Extinct genus of bovid mammals

Makapania is an extinct genus of large caprine or ovibovine from the Pliocene and Pleistocene of southern and East Africa. It is remarkable in that its horns were positioned laterally. Its body weight is estimated to have been about 263 kg.

Makapania is thought to have been both a browser and a grazer. It probably preferred grasses, and would have required a nearby source of permanent water.

Makapania broomi has been found at Sterkfontein Members 4 and 5, Swartkrans Members 1-3, Gladysvale, Motsetse and possibly Coopers. It has been recovered from 3-million-year-old sediments in East Africa. The type specimen was found at Makapansgat. This species existed from about 3 mya until 1 mya, or perhaps more recently.
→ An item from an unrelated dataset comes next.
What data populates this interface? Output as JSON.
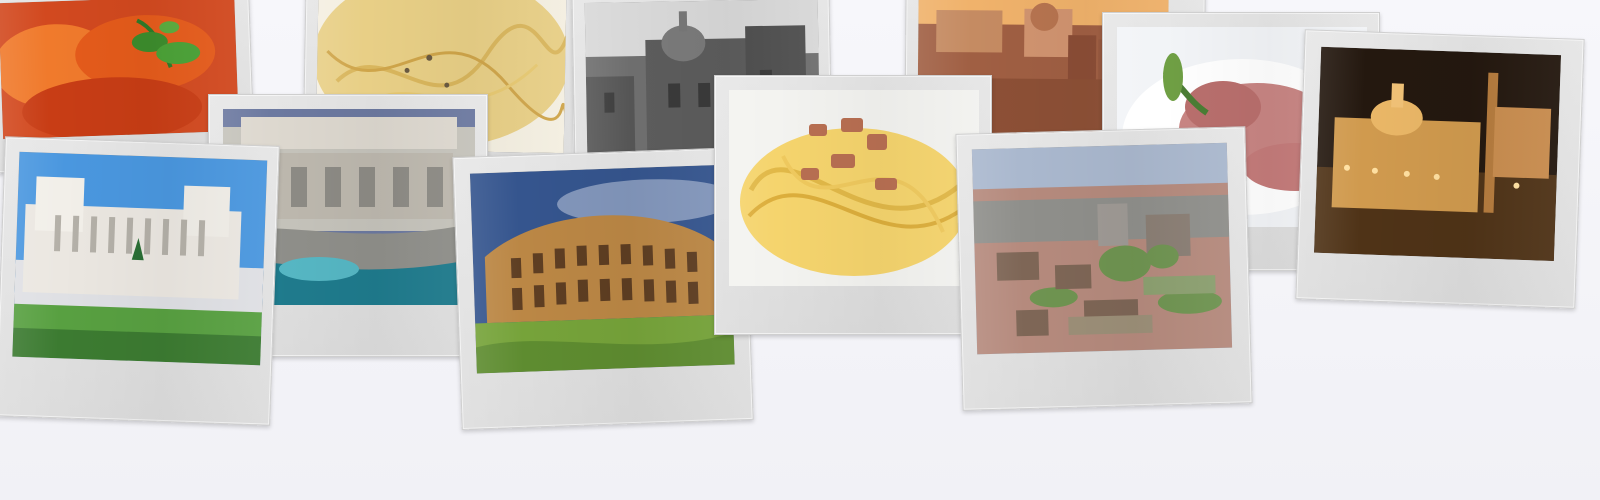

Remains of an undescribed species of either Makapania or an unnamed related genus were found in mountain areas of South Africa and dated to just the 6th millennium BCE. The final extinction of this animal could be related to the retreat of dry grasslands in southern and eastern Africa after the Last Glacial Maximum, which also affected other megafauna from this environment like the giant hartebeest Megalotragus, giant zebra Equus capensis, springbok Antidorcas bondi, and bluebuck Hippotragus leucophaeus.

== Palaeobiology ==

=== Palaeoecology ===
Dental mesowear and microwear of M. broomi fossils from the Makapansgat Limeworks both suggest a grazing or a grass-dominated mixed feeding diet for M. broomi.